Link: Results of Spectrum Experiment
Our first variant in the spectrum auctions experiment was the Vickrey auction. William Vickrey first designed this auction in a single unit context in order to obtain truthful revelation of values as a dominant strategy. The key point of the auction is that your bid only determines the threshold price for winning and losing. It does not determine the price you pay. When there's only a single object, it is easy to see how this works. Since I pay the amount of the second highest bid, my bid merely determines the maximum price I could possibly pay. As such, I can do no better than to set this threshold equal to my value.
Things are more complicated when there are many objects and synergies. The Vickrey principle is that you pay the amount of the harm you do to the values of other. Again, with one object the "harm" done to bidder 2 is equal to her valuation (which is her bid amount as well). Thus, paying the second highest price compensates for the harm. In the multi-object case, the harm consists of computing the allocation of the goods absent bidder 1 (say) and then the allocation with bidder 1 present. The difference in the valuations (expressed in bid amounts) of the others is the amount of the harm.
Most teams had an intuitive grasp that bidding truthfully was the best strategy.
Vickrey auctions are unpopular in practice for several reasons. First, they are hard to explain. Second, the high bidder does not always pay the highest amount. Third, when there are a large number of items, the auction becomes unmanageable. Finally, and we failed to mention this in class, for bidders with budgets, determining the right bid is difficult. A conservative approach is simply to bid up to your budget, but this merely ensures you'll have money left over and won't net you the objects necessarily. On the other hand, bidding your value when it's above your budget exposes you to the risk of going over budget.

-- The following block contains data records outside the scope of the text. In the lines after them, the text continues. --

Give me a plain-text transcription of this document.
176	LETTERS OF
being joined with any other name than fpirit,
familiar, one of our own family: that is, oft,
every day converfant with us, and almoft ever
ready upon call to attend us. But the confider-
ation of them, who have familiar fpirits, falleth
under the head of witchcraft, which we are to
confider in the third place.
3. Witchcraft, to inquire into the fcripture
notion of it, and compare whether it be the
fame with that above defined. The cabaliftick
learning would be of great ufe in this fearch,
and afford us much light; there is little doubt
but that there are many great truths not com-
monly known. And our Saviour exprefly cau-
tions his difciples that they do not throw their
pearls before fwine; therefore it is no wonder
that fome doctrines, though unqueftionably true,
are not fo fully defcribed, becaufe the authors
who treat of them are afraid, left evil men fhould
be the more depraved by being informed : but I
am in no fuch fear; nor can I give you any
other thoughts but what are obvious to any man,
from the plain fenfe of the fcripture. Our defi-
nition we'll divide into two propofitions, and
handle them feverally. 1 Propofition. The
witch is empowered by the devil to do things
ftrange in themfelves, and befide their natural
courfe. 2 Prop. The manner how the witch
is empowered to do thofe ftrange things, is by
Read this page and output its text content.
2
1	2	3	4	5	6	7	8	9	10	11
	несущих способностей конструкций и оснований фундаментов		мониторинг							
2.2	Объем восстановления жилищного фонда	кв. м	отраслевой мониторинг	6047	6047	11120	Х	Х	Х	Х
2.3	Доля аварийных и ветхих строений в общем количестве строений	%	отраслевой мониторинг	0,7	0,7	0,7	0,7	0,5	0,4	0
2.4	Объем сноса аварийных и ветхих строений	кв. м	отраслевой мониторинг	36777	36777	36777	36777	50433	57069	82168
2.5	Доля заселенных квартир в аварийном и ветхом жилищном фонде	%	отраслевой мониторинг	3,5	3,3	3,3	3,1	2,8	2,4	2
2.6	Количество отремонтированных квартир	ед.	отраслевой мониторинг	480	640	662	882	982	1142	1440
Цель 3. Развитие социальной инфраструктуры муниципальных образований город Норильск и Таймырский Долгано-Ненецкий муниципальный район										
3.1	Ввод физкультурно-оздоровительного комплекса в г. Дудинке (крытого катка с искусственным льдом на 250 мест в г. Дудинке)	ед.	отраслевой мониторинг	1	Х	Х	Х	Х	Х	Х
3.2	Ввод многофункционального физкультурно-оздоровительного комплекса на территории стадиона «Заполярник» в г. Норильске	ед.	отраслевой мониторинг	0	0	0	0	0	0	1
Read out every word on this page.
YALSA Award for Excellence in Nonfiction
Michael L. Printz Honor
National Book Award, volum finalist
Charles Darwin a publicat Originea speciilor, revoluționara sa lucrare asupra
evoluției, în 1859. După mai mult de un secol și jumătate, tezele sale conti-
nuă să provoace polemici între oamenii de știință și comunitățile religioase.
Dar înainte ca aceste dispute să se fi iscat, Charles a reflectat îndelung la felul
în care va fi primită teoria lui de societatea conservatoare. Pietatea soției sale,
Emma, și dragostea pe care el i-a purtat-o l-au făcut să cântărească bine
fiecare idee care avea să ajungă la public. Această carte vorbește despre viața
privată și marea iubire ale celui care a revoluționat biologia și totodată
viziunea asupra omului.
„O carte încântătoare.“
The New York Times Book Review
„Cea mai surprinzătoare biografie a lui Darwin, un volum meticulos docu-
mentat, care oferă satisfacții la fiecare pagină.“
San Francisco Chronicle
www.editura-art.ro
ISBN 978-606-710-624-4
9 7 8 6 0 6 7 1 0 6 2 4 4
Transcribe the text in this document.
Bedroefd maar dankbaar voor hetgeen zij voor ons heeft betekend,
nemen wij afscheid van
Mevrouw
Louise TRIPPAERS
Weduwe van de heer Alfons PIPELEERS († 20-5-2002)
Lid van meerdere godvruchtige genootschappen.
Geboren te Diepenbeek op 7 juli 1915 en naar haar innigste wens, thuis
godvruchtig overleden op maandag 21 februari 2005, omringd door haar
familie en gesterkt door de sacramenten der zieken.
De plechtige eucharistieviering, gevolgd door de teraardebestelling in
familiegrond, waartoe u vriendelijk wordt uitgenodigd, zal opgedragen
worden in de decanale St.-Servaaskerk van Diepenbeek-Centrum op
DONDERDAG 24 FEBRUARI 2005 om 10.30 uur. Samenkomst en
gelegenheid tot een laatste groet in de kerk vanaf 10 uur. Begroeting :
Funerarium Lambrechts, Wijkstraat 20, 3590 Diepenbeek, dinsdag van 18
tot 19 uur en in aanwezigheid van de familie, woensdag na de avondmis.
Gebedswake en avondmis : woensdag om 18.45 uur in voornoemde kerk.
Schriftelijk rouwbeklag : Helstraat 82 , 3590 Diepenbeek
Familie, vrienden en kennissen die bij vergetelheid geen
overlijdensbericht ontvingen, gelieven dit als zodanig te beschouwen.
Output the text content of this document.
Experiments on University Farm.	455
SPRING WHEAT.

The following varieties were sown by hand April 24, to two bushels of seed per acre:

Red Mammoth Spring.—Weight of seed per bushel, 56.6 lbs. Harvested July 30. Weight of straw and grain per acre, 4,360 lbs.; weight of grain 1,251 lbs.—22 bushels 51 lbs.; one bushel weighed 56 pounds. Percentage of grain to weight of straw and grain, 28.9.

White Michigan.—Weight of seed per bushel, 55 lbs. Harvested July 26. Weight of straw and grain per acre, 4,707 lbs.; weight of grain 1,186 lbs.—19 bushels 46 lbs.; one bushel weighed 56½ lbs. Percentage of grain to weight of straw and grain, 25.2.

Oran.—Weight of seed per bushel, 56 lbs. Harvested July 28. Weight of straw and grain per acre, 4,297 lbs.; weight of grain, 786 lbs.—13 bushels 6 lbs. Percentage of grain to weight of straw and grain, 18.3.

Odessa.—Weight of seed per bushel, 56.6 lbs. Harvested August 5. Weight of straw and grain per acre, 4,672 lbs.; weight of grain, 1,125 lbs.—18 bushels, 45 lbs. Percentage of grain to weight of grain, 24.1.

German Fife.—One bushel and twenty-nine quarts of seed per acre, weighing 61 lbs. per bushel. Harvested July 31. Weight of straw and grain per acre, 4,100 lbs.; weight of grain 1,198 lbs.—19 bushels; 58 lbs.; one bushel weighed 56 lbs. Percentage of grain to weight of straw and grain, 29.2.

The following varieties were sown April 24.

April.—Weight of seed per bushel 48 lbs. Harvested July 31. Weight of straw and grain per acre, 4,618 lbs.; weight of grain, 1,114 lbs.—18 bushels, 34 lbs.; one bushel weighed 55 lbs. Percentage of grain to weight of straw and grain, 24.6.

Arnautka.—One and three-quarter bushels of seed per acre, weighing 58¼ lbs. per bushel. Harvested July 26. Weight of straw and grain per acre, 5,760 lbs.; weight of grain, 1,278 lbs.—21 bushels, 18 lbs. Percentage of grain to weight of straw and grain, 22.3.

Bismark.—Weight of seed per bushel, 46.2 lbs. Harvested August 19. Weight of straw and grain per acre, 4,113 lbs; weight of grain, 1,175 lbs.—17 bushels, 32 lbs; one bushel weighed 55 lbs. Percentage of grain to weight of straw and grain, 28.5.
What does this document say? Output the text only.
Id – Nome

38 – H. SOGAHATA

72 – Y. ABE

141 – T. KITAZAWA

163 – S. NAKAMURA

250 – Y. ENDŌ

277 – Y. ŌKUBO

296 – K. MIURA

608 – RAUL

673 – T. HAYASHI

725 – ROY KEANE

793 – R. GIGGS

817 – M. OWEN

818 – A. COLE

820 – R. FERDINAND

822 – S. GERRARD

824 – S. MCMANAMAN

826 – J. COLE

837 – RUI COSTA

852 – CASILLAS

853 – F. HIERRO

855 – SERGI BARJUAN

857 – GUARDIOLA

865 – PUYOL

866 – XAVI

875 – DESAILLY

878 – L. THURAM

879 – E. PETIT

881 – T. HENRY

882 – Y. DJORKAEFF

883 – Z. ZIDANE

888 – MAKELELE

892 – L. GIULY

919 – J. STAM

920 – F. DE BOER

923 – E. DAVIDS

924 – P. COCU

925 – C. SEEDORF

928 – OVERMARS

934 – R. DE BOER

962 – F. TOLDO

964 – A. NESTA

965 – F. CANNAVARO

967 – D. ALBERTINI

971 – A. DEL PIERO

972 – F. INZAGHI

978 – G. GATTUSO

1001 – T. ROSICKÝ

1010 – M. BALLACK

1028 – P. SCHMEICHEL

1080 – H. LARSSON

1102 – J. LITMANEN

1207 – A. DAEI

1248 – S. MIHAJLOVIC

Next, we studied the simultaneous ascending auction. This auction is simple to manage and easier to understand. The key difficulty is working out the right bidding strategy with synergies. Bidding with the synergy in mind creates the "exposure problem"---bidders are exposed to the risk that they won't get one of the objects and the anticipated synergies will then not be realized. This can create cautious bidding yielding low revenues and low value created.
Please input your profits from this experiment to the P&L spreadsheet.